Thursday, May 23, 2013

The Return of the Swallows

Swallows on the wire out front
Seems that I forgot to mention: the swallows have returned.

Two pair of swallows have been nesting in the eaves of our front porch for years and years now, though they're probably not the same pairs every year but more likely the descendants of those who hatched them in previous years.

Last summer, however, a nasty boy who was staying with the family across the street came over to our place while we were still in California. He got himself a stick (there are plenty of them lying around) with which he commenced to bash and batter at the swallow nests. He destroyed one altogether, severely damaged the other.

When I got here and saw the destruction, the boy came over to proudly confess his misdeed. I had words with him, pointing out that swallows are a protected species and interfering with their nests is a crime. This gave him the willies, of course. As far as I knew, the birds had finished nesting for the year when he did his damage, so technically, he had not actually broken the law (though I'm not exactly clear what can and can't be done vis a vis swallow nests). But I put the fear into him, and I hope he never interferes with a swallow's nest again.

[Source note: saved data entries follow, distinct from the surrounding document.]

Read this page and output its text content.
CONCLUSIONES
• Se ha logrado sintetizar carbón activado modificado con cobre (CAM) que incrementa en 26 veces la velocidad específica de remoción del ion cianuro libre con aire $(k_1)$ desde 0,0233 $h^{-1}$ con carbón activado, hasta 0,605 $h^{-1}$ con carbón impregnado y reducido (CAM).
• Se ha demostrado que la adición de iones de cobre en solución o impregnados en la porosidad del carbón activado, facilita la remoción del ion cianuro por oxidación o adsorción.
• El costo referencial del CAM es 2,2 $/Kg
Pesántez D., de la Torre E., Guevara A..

Meanwhile, May 1 came and went this year, and there were no swallows to be seen. I thought perhaps they weren't coming back, or maybe they came to scout but found so much destruction they decided to roost somewhere else. The places next door on either side of us have been vacant for a while, and though they don't provide quite as sheltered a nesting site as our place does, they'd still make relatively quiet places to raise a bird family.

Well, one evening I went out the front to look at the stars, and what do I see overhead as I'm passing by the swallow nests but a swallow snoozing in the damaged nest and evidence on the ground of repairs started on the destroyed nest. This would have been about May 10th, somewhat late for the birds' return, but still within a reasonable time frame to raise at least one brood before the end of summer.

For some time, I only saw the one swallow day or night. Then, a few days ago, I saw both pair, flitting and chittering about, one pair working diligently to repair the ruined nest, the other pair apparently working on hatching some eggs.

It's taking quite a while to rebuild the destroyed nest but both birds of the pair work diligently in the morning and the evening to assemble a new one.

Swallow working diligently
Must be difficult to find appropriate mud because of the drought. We have a birdbath in front, but we also have a feral cat colony, and the birds are very wary. I've seen lots of different birds use the birdbath, but never the swallows. Instead, they sit on the wire above it, chittering away to one another about the cats down below, and then they fly off to wherever they are getting their mud, soon to return to add to the nest(s). There have been several repairs to the damaged nest as well.

(Oh, regarding feral cats and birds. We have an absolute abundance of many species of birds around here -- drought or no drought. They nest in the trees and the eaves in their multitudes, and the cats are seen to stalk them from time to time. In the more than six months we have been permanent residents, the cats have caught two birds that we know of, both doves. The claims that feral cats will catch dozens of birds each during a season seem to be somewhat... exaggerated to say the least.  The cats love to stalk the birds to be sure, but the birds are not exactly stupid about predators, and they mostly seem to be perfectly capable of eluding their stalkers.)

Some people don't like swallows because they're messy. Yes, the area below the nesting sites can become pretty foul pretty fast when there is a brood in the nest. We just clean it up, but some people get so aggravated by the mess, they want to chase the swallows away. I can understand the feeling, but I have more sympathy for the birds who are just doing what comes naturally to them. It's not really that hard to clean up after them in any case. And the baby birds are cute!

We're glad, very glad the swallows have returned.